Most of these projects are actively developed and maintained as open source package. I am honored to work with many outstanding collaborators on these projects.

TVM: An End to End IR Stack for Deploying Deep Learning Workloads on Hardware Platforms

TVM is a Tensor intermediate representation(IR) stack for deep learning systems. It is designed to close the gap between the productivity-focused deep learning frameworks, and the performance- and efficiency-focused hardware backends. TVM works with deep learning frameworks to provide end to end compilation to different backends.

XGBoost: Scalable Tree Boosting

XGBoost is an optimized distributed gradient boosting library designed to be highly efficient, flexible and portable. It implements machine learning algorithms under the Gradient Boosting framework. XGBoost provides a parallel tree boosting(also known as GBDT, GBM) that solve many data science problems in a fast and accurate way. XGBoost is used to many machine learning challenges and has been deployed in production environments. You can use it in any of your favorite language including python, R, Julia, java, scala. The distributed version can be easily deployed on Hadoop, MPI, SGE and more recently DataFlow frameworks(e.g. Flink and Spark)

Backgroun Story: I created XGBoost when doing research related to variants of tree boosting and cannot find a fast tree boosting package for my experiments. It then become part of my research in building scalable learning systems.

MXNet: Efficient and Flexible Deep Learning

MXNet stands for mix and maximize. The idea is to combine the power of declartive programming together with imperative programming. In its core, a dynamic dependency scheduler that automatically parallelizes both symbolic and imperative operations on the fly. A graph optimization layer on top of that makes symbolic execution fast and memory efficient. The library is portable and lightweight, and it scales to multiple GPUs and multiple machines.

Background Story: MXNet starts as a combination of many deep learning project: CXXNet which I created together with Bing Xu, Minverva from NYU and Purine from NUS. We are later joined by Chiyuan who is the creator of Mocha.jl. This is a truely collaborative project that combines the wisdom from several deep learning projects and researchers from many different inistitute.

MShadow: A Unified CPU/GPU Matrix Template Library in C++/CUDA

MShadow is an efficient, device invariant and simple tensor library for machine learning project that aims for both simplicity and performance. Basically, it allows you to write expressions and translate them to GPU code during compilation. This is the backbone library behind many deep learning platforms, including MXNet, CXXNet and Apache Singa.

Background Story: I started to write CUDA code since my undergrad when doing my first deep learning project on restricted boltzmann machine. As much as I liked hacking GPU, I hated the repeative effort on writing similar code over again. Then we build this libary, with the power of template programming of C++, we are finally able to write weight += learning_rate * gradient :)

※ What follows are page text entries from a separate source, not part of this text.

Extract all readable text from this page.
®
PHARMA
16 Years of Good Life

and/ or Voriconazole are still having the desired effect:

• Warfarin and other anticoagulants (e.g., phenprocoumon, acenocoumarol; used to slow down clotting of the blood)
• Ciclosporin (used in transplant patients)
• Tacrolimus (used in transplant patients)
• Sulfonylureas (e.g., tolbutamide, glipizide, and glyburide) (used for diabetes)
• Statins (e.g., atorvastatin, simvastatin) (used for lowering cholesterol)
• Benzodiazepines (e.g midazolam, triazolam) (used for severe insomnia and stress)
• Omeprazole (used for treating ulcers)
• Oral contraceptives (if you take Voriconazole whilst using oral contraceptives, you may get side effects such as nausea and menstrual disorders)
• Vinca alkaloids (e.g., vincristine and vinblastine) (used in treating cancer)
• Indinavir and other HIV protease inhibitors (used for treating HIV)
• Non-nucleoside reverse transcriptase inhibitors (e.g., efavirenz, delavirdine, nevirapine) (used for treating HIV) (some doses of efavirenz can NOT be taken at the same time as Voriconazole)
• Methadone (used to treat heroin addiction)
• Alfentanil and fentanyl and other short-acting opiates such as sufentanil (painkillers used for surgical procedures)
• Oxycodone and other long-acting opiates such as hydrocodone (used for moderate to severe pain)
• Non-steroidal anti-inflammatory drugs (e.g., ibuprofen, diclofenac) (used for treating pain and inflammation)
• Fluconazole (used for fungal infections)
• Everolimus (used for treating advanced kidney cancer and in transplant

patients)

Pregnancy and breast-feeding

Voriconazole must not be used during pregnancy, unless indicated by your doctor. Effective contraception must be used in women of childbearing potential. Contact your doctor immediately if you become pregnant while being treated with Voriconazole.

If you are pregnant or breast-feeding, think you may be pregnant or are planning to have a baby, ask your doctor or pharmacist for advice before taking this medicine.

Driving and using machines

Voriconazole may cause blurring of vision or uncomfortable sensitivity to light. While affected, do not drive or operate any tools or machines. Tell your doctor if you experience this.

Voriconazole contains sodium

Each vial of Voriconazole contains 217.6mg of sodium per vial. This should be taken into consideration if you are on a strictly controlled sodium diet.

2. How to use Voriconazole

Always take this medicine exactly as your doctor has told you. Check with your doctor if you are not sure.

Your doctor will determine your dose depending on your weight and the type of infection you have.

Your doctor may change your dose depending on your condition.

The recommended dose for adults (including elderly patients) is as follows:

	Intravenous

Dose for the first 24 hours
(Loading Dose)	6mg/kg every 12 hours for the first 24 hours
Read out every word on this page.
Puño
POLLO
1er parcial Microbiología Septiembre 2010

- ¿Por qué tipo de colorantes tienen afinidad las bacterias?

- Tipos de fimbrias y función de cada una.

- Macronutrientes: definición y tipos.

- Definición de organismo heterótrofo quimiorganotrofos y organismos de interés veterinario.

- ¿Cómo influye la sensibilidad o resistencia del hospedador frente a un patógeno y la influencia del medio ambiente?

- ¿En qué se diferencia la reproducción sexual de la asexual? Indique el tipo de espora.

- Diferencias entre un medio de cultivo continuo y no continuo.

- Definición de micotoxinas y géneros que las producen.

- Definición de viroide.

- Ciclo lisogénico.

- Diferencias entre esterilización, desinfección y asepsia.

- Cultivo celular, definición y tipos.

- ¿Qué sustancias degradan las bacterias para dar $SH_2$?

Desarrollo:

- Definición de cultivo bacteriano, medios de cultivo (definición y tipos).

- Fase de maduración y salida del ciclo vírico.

DMLC-Core: Distributed Machine Learning Common Codebase

When you write distributed machine learning. There are many common non-trivial utility functions that you need. Load the data from distributed filesystem in a sharded way; parse input file fast enough so your bigdata program do not load too slowly; launch jobs on various environment; define and check parameters. dmlc-core is the C++ library that solves all these common pains in distributed machine learning.

Background Story: It started when Mu Li and I complained that we are doing the repeative jobs when building distributed machine learning systems. “Why not work together to build these common parts together?” So we get support from our advisors and created the library that backs many distributed learning systems, including MXNet and XGBoost.

Rabit: Reliable Allreduce and Broadcast Interface

A light weight library that provides a fault tolerant interface of Allreduce and Broadcast for portable , scalable and reliable distributed machine learning programs. Rabit programs can run on various platforms such as Hadoop, MPI and Sun Grid Engine. It backs the communication behind the Distributed XGBoost. The newest version can also be used within DataFlow frameworks such as Flink and Spark.

Background Story: Rabit starts as a course project when I was taking on System Course at UW when we want to build something related to machine learning. The original goal is simply to beat other frameworks. Now it is to be able to port and run on all the frameworks :)

SVDFeature: A Scalable and Flexible toolkit for collaborative filtering

This is a project I created when I was a M.S. at Shanghai Jiaotong University. This project provides an abstract framework to build new matrix factorization variants simply by defining features. This is the project that helped us to win two KDD Cups.